A plunge in new corporate borrowing combined with households preferring to repay debt saw bank loans shrink last month for the first time since July 2005. That deepened China’s years-long battle with weak credit demand, as a property slump spurs caution on buying homes or expanding investment. 

Determination among consumers and businesses to pay down debt following real estate collapse is seen as a hallmark of Japan’s stumble into decades of deflation in the 1990s. 

Economists have long debated whether China is facing a similar “balance-sheet recession”, a concept Richard Koo, the chief economist of Nomura Research, used to explain Japan’s “lost years”. His theory is families and businesses, spooked by falling asset prices in Japan, focused on clearing debts and stopped spending in the economy.

While China’s current situation has clear differences to Japan’s predicament, following in its Asian neighbour’s footsteps remains a risk, said Lynn Song, the chief economist for Greater China for ING Bank in Hong Kong.

“We already see some worrying signs of widespread pessimism setting in,” he said. “It remains of vital importance to stabilise asset prices before this sort of mindset becomes too entrenched.”

Other economic indicators are also pointing to a deterioration in domestic demand that has dragged on the economy this year, and put President Xi Jinping’s annual growth target of about 5% under pressure.

Core inflation, which strips out volatile food and energy costs, rose just 0.4% in July, the least since January. That came after economy-wide prices declined for five straight quarters, in the longest slide since 1999.

China’s steel industry is now facing a crisis more serious than the downturns of 2008 and 2015, the world’s biggest producer warned in a statement, as the property downturn and weaker factory activity push prices to multi-year lows.

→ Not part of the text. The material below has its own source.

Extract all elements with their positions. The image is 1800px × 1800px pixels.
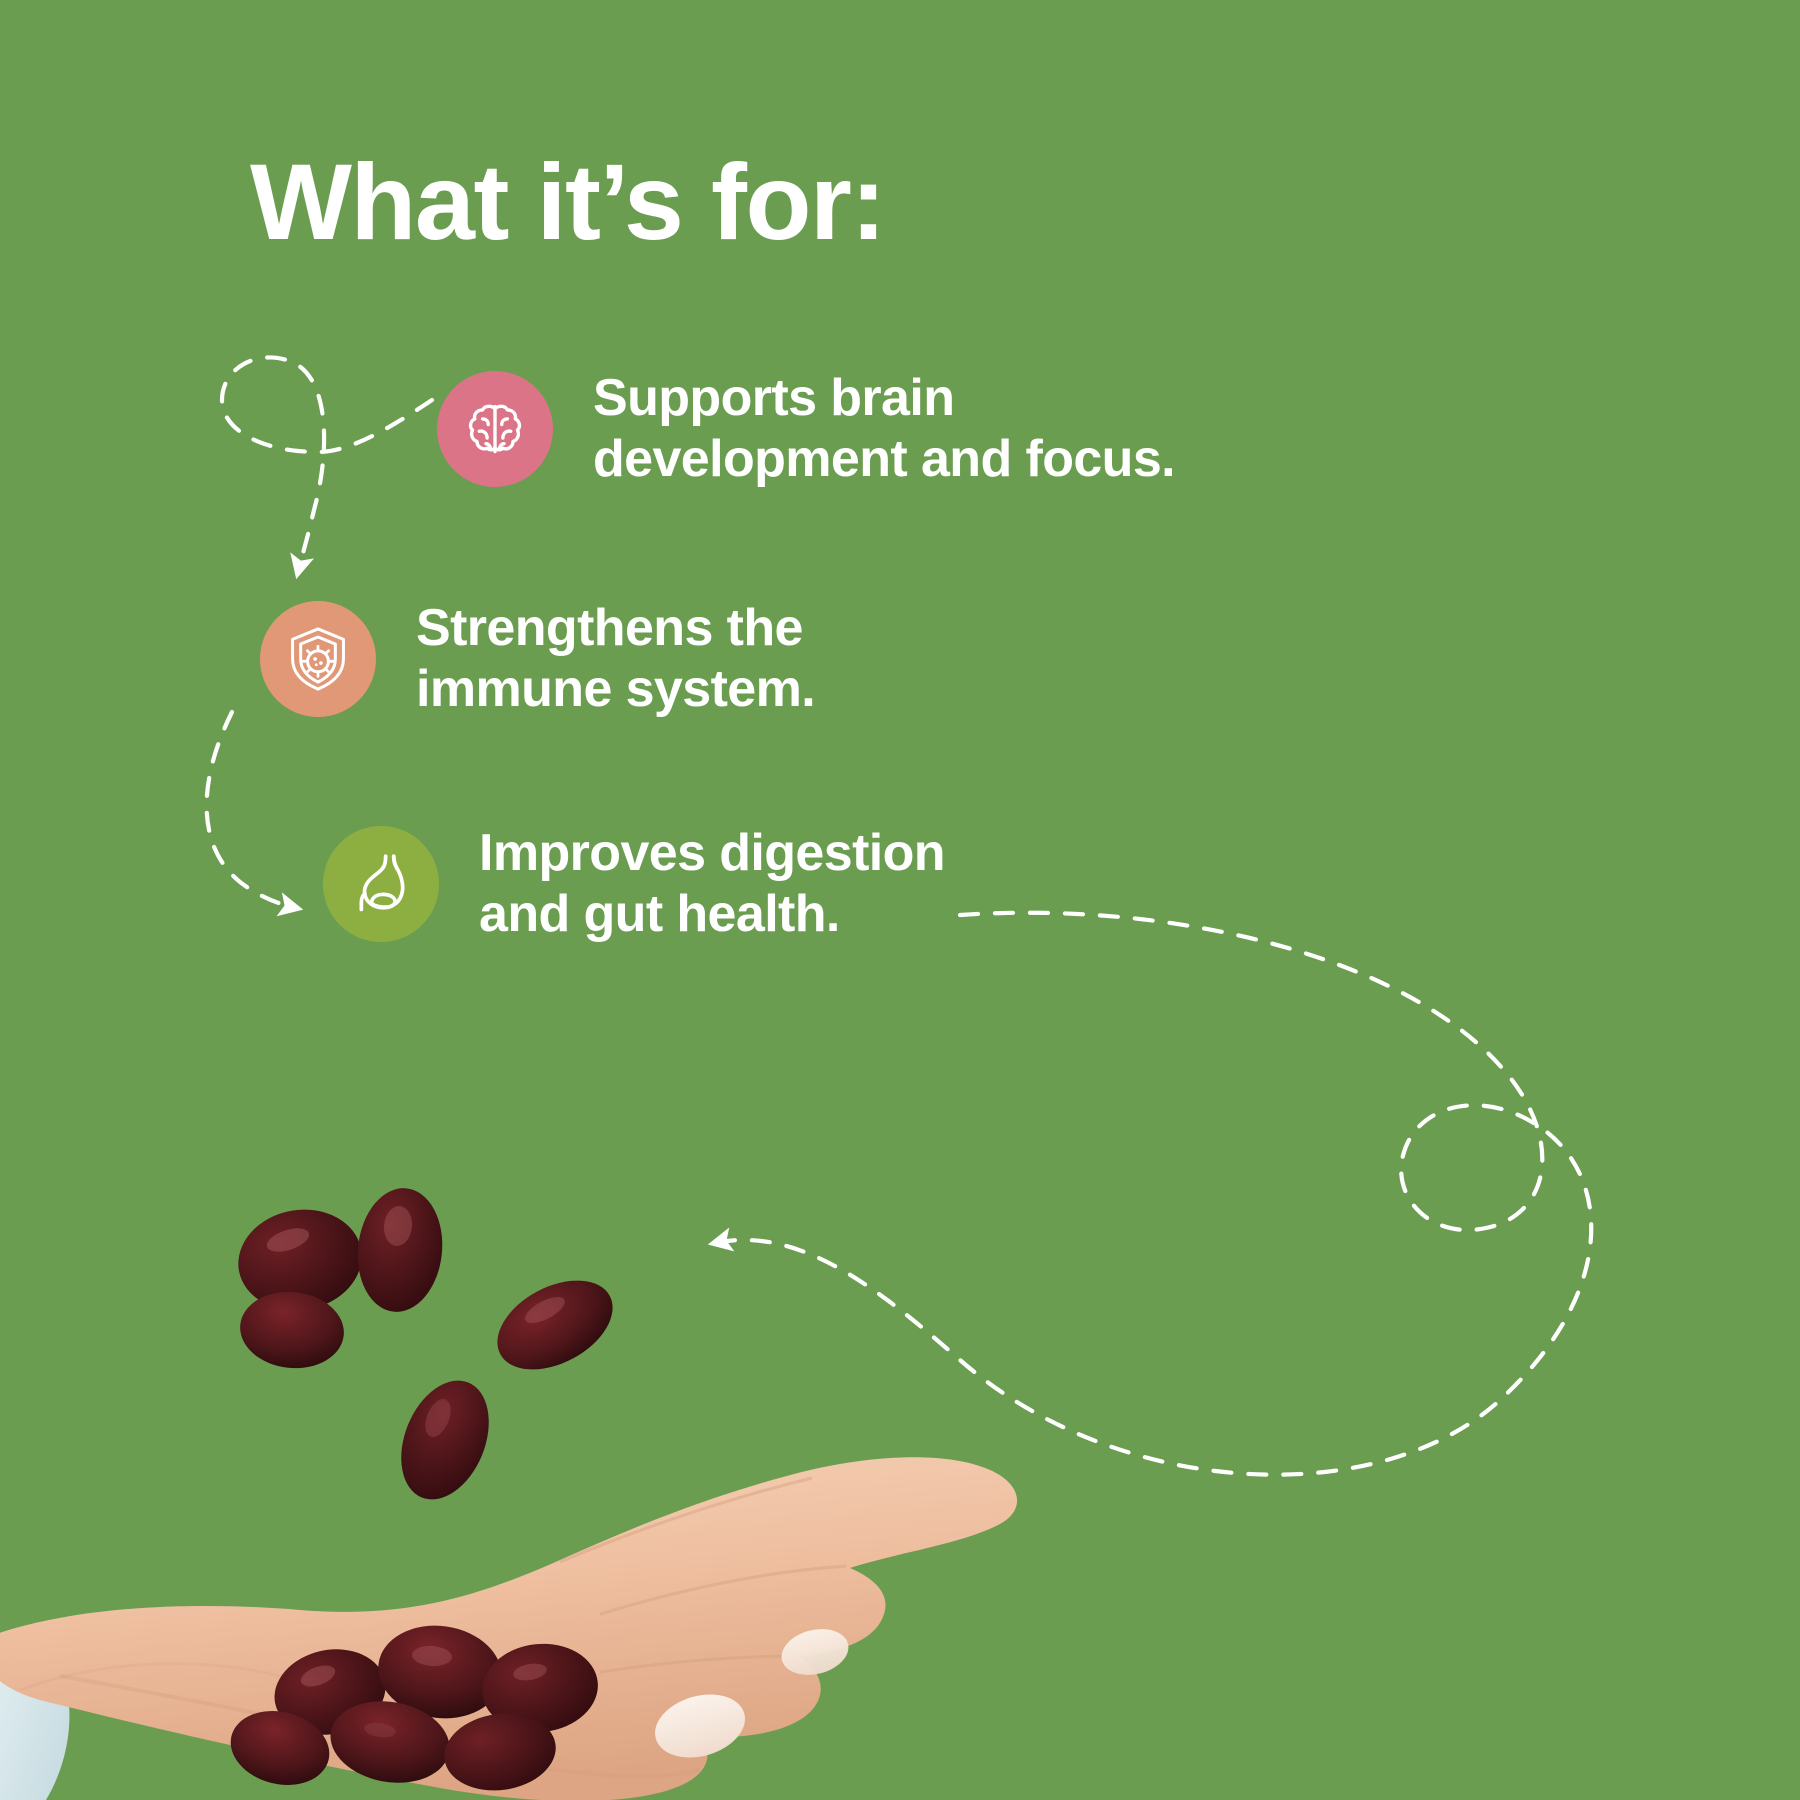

Data due Thursday is expected to show retail sales remained sluggish, despite a slight improvement thanks to a more favourable base of comparison and the summer holiday season. A key gauge of Chinese services activity that covers the retail industry was on the brink of contraction for the first time since last year in July.

China’s bond markets are reflecting concerns the country faces a period of stagnation, subdued inflation and low interest rates. Yields have fallen to record lows across the curve and corporate bond spreads have narrowed as investors flocked to fixed income in favour of stocks, despite pushback from Chinese authorities.

Japan’s government bond yields were depressed for an extended period of time during its “lost decades”.

The People’s Bank of China has intervened repeatedly with verbal warnings and regulatory action in the government bond market in recent weeks. Policymakers are concerns about a negative feedback loop between falling yields and weakening expectations for the economy.

Ren Zeping, a well-known analyst who previously served as the chief economist of China Evergrande, said China’s situation had “similarities with Japan’s balance-sheet recession in the 1990s”. High households savings, weak loan demand, low consumer and asset prices as well as high real borrowing costs all had parallels, he wrote in a Wednesday note.

Despite those commonalities, economists have pointed to some differences that suggest China may not sleepwalk into Japan-style stagnation anytime soon. 

For one, the debt-to-gross domestic product ratio for the household sector has largely flat-lined since the Covid-19 pandemic, while that debt level for the corporate sector - which includes state-owned enterprises that are less sensitive to demand shifts - has kept rising. 

China’s real estate price collapse has also been less severe than what was seen in Japan during its prolonged crisis in the 1990s. 

The Plaza Accord, signed by major economies in 1985 to weaken the US dollar, caused the yen to appreciate and shattered Japan’s export competitiveness. That shock also contributed to Japan’s lost decade, said ING’s Song, who noted that China’s foreign exchange policy is more flexible.

To determine a balance sheet recession, “we need to at least see that companies are deleveraging”, said Larry Hu, the head of China economics at Macquarie Group Ltd, noting another distinction. “There isn’t a significant contraction in liabilities.”